Treatment of acute lymphoblastic leukemia (ALL) has included the use of prophylactic cranial irradiation in up to 20% of children with high-risk disease despite known cognitive risks of this treatment modality.


Patients enrolled on the St Jude ALL Total Therapy Study XV, which omitted prophylactic cranial irradiation in all patients, were assessed 120 weeks after completion of consolidation therapy (n = 243) using a comprehensive cognitive battery. χ(2) analysis was used to compare the percentage of below-average performers among the entire ALL patient group to the expected rate based on the normative sample. Univariate logistic regression was used to estimate the effect of intensity of chemotherapy (treatment arm), age at diagnosis, and sex on the probability of below-average performance. All statistical tests were two-sided.
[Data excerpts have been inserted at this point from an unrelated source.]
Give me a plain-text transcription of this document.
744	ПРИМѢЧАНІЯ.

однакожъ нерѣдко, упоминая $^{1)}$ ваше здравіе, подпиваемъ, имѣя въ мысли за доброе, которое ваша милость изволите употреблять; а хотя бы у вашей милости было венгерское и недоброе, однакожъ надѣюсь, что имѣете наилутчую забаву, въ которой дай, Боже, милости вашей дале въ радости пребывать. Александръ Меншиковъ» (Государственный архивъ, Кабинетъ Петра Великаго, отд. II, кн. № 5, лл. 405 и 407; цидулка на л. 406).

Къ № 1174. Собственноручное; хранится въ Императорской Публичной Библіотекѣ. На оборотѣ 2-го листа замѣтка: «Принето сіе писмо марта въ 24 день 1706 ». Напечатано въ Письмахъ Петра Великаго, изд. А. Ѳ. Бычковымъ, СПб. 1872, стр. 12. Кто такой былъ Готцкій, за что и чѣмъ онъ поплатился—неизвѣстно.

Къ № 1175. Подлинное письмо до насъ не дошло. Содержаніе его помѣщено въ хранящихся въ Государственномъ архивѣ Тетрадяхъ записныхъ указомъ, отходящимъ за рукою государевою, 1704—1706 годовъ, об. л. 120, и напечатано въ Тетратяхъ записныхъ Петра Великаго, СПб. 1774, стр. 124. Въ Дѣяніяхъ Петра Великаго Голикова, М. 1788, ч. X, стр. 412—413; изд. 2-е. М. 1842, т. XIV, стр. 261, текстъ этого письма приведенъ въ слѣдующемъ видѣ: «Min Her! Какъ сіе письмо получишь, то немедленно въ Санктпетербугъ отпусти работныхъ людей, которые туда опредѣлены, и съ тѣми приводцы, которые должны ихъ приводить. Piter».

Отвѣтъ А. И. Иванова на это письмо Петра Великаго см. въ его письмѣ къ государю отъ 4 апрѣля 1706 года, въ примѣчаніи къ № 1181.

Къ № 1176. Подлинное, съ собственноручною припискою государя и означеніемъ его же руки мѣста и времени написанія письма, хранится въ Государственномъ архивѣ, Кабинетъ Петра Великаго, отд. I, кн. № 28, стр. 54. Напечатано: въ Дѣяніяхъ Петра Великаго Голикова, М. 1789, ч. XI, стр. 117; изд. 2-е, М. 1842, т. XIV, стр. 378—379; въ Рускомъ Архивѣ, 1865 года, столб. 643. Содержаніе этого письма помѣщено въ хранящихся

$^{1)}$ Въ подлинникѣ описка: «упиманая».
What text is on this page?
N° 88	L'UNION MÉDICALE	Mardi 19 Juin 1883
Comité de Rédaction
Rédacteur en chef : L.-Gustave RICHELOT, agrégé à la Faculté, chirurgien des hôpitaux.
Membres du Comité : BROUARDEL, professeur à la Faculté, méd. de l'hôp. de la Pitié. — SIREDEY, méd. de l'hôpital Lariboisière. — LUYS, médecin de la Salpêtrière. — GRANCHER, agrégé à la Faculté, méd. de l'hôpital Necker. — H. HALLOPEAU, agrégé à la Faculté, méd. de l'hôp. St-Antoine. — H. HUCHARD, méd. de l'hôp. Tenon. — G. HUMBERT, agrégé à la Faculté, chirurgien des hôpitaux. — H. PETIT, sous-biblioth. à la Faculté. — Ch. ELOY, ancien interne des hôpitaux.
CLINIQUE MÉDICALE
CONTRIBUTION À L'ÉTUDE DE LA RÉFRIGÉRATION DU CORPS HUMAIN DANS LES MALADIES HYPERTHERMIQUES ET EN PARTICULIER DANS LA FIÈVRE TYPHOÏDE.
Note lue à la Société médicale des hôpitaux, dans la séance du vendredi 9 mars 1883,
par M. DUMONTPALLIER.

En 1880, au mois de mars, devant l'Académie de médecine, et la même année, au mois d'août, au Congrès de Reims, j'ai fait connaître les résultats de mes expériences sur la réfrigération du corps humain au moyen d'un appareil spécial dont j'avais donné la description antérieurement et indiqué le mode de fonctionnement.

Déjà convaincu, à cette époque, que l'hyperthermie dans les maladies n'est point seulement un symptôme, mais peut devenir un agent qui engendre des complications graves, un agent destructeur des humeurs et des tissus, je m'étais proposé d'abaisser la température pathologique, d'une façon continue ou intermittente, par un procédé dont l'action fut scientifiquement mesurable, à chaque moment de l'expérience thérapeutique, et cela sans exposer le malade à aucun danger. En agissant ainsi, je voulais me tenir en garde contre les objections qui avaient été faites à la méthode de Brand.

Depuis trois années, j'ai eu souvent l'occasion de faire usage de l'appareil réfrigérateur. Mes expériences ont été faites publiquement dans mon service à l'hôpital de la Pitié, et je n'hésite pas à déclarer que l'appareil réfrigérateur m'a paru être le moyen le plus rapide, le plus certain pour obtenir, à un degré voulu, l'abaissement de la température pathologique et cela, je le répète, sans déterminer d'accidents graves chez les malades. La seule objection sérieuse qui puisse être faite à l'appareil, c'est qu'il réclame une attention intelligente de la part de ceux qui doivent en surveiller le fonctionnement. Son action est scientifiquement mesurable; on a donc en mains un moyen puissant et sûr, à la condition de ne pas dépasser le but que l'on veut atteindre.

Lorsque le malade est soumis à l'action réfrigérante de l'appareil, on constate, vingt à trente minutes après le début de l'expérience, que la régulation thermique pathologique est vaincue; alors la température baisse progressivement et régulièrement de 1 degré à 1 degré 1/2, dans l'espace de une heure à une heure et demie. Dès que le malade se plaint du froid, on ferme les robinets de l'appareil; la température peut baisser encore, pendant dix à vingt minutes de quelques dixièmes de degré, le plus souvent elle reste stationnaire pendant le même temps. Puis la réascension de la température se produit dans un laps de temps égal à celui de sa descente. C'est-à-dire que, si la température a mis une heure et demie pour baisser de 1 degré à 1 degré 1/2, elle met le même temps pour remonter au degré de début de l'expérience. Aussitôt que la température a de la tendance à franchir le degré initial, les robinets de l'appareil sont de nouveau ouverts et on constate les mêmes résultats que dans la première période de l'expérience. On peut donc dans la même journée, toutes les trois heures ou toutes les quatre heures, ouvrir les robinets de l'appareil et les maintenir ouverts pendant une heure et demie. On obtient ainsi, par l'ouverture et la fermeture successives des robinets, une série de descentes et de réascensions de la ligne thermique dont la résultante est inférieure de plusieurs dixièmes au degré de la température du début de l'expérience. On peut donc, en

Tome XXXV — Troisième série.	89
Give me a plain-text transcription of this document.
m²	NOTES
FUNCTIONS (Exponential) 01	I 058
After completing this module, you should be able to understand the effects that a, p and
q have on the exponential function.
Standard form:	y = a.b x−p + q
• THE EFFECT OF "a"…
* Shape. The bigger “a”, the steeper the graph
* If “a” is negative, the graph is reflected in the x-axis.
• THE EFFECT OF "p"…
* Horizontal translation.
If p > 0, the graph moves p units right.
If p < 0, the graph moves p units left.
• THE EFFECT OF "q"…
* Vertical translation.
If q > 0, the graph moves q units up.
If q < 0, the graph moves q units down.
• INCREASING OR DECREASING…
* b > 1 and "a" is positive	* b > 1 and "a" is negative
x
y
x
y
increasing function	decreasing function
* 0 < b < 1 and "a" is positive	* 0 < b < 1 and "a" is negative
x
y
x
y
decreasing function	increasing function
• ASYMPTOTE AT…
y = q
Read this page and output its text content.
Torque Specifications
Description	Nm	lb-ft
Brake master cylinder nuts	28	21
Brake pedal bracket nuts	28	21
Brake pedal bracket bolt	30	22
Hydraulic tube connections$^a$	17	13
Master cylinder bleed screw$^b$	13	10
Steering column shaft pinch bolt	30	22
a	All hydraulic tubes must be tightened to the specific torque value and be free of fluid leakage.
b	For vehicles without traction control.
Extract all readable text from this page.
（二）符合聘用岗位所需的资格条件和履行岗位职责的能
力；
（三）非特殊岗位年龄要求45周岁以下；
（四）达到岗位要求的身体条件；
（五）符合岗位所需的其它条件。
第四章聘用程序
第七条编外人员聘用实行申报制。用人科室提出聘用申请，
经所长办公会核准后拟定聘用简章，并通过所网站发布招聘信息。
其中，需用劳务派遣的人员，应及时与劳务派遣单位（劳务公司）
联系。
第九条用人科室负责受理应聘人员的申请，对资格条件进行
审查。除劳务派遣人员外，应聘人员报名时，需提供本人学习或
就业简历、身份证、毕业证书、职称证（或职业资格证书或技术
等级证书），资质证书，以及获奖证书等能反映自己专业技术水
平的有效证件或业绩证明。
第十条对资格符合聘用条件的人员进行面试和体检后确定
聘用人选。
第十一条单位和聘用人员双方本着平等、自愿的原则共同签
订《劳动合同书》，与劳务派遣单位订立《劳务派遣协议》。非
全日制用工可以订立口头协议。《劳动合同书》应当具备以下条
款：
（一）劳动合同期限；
Overall, the ALL group had a statistically significantly higher risk for below-average performance on a measure of sustained attention (67.31% more than 1 SD below the normative mean for omission errors, P < .001) but not on measures of intellectual functioning, academic skills, or memory. Patients given higher intensity chemotherapy were at greater risk for below-average performance compared with those given lower intensity therapy on measures of processing speed (27.14% vs 6.25%, P = .009) and academic abilities (Math Reasoning: 18.60% vs 3.90%, P = .008; Word Reading: 20.00% vs 2.60%, P = .007; Spelling: 27.91% vs 3.90%, P = .001) and had higher parent-reported hyperactivity (23.00% vs 9.84%, P = .018) and learning problems (35.00% vs 16.39%, P = .005). Neither age at diagnosis nor sex was associated with risk for below-average cognitive performance.


Omitting cranial irradiation may help preserve global cognitive abilities, but treatment with chemotherapy alone is not without risks. Caregiver education and development of interventions should address both early attention deficits and cognitive late effects.